In this bull run, why are price rallies of Bitcoin and ETH not the same?
Everyone looks at Bitcoin and Etherum differently. To the ardent followers of one, the other is either too little or too much. To unfamiliar traders, they are just different ways of referring to cryptocurrencies. To crypto-folk, one is a currency, the other a utility. Whichever way you look at them, one thing is certain – They are the world’s largest cryptocurrencies, taking over 75 percent of the entire coin market capitalization.
Bitcoin and Ether have different use-cases and this year has emphasized that difference. With the two cryptocurrencies deviating more than ever, they’ve found their niches and their ideal customers, investors, traders, whatever you want to call their ‘crowd.’ This division of the ‘crypto-customers’ won’t just have an effect on the individual coin’s use-cases, but also on their prices going forward.
First, let’s look at Ethereum’s native token, Ether. According to a report by blockchain analytics firm Chainalysis, ETH inflows from fiat to crypto-exchanges from 2017 to August 2018 were net positive, meaning more ETH flowed into crypto-exchanges from fiat exchanges than flowed out. This was when ETH was as high as $1,300 and dropped and settled around $275 by August, thanks largely to the ICO boom.

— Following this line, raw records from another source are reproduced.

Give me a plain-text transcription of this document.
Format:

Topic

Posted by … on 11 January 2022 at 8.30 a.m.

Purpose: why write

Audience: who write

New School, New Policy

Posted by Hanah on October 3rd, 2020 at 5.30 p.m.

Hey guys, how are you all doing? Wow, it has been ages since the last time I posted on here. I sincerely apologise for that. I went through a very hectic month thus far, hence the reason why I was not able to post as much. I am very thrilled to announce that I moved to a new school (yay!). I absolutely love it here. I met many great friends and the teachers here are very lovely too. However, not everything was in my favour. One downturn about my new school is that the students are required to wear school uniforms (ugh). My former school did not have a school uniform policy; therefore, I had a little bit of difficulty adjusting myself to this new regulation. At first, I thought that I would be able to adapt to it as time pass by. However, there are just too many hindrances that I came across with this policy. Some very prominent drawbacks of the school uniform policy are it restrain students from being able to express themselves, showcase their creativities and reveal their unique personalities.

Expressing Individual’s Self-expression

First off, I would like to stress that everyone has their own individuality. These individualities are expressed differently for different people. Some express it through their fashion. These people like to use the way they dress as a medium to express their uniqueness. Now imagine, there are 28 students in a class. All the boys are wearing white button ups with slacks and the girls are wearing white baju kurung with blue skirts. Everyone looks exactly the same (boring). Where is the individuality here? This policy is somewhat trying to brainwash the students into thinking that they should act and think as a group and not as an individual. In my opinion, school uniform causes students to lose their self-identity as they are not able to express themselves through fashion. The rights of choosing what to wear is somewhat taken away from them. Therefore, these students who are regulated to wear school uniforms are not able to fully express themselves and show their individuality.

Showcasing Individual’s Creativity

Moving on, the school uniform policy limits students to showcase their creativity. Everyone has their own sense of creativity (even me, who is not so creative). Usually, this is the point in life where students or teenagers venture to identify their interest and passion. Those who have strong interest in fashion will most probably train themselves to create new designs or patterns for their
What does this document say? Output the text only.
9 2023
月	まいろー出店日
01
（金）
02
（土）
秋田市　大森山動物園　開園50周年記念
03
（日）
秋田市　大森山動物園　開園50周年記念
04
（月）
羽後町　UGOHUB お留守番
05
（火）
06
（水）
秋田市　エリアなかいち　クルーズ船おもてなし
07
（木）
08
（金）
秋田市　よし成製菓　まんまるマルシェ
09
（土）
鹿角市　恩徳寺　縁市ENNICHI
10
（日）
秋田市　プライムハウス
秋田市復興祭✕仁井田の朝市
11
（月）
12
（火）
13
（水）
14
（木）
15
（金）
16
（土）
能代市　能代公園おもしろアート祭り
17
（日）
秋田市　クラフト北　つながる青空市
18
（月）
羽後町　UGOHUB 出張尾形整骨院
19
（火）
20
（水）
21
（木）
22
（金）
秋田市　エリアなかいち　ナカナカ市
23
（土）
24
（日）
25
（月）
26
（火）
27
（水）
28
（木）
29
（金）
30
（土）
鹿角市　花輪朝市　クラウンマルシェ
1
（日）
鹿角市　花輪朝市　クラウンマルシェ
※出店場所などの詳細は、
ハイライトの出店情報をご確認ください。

The report stated that ETH exchange flows reversed (earlier from fiat to crypto and later from crypto to fiat exchanges). This continued till April 2020. A key finding post-April of this year is that ETH flows have been balanced, as the price increased, with the report indicating that ETH has flowed more to DeFi, than to centralized exchanges.
Now, let’s look at Bitcoin. For the king coin, fiat exchanges have net inflows from crypto-exchanges, meaning more flows into the former than out of it. Bitcoin is driven more by fiat to crypto-exchanges, which have fiat currencies as on and off-ramps, and where Bitcoin to altcoin trading is less intense, meaning investors prefer buying their BTC for USD, EUR, GBP, INR, or other fiat currencies, rather than for smaller altcoins.
Based on this finding, for Bitcoin and Ether respectively, the report read,
“This data confirms the observation that bitcoin and Ethereum prices are driven by different use cases and different markets. So while prices for both are currently rising, investors should not expect the correlation to hold as robustly as it has in the past.”
Even as the market enters a bull run, the price rallies of BTC and ETH are not the same. While Bitcoin is trading at record-highs, Ethereum is at a two year high, but still well below its ATH at over $1,300.
Further, over the past two quarters, the two cryptos have been the biggest gainers and losers in terms of market capitalization. For instance, in October, with Bitcoin crossing $15,000, it increased its market share by 4.5 percent, while Ethereum lost 1.3 percent. In the months prior, as ETH was rising and Bitcoin was holding flat, the opposite was true in terms of market cap change.